Pulsed EPR Dipolar Spectroscopy on Spin Pairs with one Highly Anisotropic Spin Center: The Low-Spin Fe^III Case

Pulsed electron paramagnetic resonance (EPR) dipolar spectroscopy (PDS) offers several methods for measuring dipolar coupling constants and thus the distance between electron spin centers. Up to now, PDS measurements have been mostly applied to spin centers whose g-anisotropies are moderate and therefore have a negligible effect on the dipolar coupling constants. In contrast, spin centers with large g-anisotropy yield dipolar coupling constants that depend on the g-values. In this case, the usual methods of extracting distances from the raw PDS data cannot be applied.
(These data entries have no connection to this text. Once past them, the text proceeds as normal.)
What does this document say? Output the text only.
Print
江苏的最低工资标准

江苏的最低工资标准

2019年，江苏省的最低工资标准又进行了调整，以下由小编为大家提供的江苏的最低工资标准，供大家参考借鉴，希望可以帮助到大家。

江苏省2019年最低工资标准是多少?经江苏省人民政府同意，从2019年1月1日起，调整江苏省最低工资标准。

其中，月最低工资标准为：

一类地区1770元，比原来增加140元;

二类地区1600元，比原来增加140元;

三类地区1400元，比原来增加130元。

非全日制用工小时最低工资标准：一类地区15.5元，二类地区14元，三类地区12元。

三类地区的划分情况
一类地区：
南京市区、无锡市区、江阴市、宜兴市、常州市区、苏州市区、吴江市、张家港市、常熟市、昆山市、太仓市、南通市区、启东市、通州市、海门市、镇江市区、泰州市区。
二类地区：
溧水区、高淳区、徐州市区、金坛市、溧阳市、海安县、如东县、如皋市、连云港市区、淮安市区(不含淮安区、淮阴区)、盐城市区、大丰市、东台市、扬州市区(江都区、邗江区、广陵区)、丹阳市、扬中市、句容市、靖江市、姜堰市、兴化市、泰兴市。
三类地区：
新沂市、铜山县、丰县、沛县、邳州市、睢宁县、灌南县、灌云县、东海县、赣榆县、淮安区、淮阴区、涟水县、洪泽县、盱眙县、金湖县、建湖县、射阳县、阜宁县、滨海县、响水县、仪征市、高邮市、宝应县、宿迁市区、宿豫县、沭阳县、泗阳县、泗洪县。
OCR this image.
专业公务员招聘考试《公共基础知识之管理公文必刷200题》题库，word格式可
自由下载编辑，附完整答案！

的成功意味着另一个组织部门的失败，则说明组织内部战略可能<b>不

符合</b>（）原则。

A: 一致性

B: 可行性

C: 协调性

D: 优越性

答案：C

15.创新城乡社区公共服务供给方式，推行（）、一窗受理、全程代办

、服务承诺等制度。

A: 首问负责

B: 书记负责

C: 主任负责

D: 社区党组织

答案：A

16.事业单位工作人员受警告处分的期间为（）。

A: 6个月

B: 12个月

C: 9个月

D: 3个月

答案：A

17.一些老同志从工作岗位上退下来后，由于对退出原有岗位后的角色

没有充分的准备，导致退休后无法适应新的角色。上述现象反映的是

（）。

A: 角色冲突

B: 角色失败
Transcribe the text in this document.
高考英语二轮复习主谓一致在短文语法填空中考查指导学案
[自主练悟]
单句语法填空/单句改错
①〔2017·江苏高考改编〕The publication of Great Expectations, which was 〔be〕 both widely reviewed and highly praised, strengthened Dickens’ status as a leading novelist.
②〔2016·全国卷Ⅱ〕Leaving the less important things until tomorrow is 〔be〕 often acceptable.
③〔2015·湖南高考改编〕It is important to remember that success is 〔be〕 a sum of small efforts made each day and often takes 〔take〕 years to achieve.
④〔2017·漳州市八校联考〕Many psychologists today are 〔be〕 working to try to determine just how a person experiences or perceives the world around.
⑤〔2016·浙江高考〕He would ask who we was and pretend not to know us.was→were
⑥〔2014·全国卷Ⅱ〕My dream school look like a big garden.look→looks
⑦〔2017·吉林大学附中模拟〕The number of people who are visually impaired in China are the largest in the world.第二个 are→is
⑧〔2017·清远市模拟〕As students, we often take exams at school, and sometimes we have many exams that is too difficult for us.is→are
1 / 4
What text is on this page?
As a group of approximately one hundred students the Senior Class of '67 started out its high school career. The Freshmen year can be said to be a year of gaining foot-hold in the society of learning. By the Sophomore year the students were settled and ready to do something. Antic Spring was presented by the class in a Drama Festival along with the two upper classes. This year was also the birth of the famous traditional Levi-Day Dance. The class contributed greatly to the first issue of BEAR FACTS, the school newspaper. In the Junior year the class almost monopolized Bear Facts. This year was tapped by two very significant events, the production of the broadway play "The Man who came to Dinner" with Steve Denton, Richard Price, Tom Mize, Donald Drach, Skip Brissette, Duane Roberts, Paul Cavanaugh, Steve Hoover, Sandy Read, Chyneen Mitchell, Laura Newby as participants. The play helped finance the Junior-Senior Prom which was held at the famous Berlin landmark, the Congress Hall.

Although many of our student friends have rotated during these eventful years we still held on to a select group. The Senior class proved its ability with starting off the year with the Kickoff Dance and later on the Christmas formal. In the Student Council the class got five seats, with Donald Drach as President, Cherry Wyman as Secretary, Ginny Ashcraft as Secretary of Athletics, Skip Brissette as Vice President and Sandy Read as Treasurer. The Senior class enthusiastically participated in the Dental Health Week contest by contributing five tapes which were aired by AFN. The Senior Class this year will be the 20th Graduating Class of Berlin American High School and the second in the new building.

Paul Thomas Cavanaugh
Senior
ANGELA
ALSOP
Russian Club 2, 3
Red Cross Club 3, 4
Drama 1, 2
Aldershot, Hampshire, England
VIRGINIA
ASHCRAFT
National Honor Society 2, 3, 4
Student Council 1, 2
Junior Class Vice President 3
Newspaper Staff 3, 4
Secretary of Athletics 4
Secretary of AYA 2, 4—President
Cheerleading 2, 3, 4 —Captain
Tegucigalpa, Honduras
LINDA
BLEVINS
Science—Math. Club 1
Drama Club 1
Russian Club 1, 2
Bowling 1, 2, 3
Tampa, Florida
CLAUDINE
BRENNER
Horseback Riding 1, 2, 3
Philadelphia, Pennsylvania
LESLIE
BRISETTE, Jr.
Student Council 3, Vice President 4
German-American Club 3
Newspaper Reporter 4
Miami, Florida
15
Here, the effect of the g-anisotropy on PDS data is studied in detail on the example of the low-spin Fe³⁺ ion. First, this effect is described theoretically, using the work of Bedilo and Maryasov (Appl. Magn. Reson. 2006, 30, 683–702) as a basis. Then, two known Fe³⁺/nitroxide compounds and one new Fe³⁺/trityl compound were synthesized and PDS measurements were carried out on them using a method called relaxation induced dipolar modulation enhancement (RIDME). Based on the theoretical results, a RIDME data analysis procedure was developed, which facilitated the extraction of the inter-spin distance and the orientation of the inter-spin vector relative to the Fe³⁺ g-tensor frame from the RIDME data. The accuracy of the determined distances and orientations was confirmed by comparison with MD simulations. This method can thus be applied to the highly relevant class of metalloproteins with, for example, low-spin Fe³⁺ ions.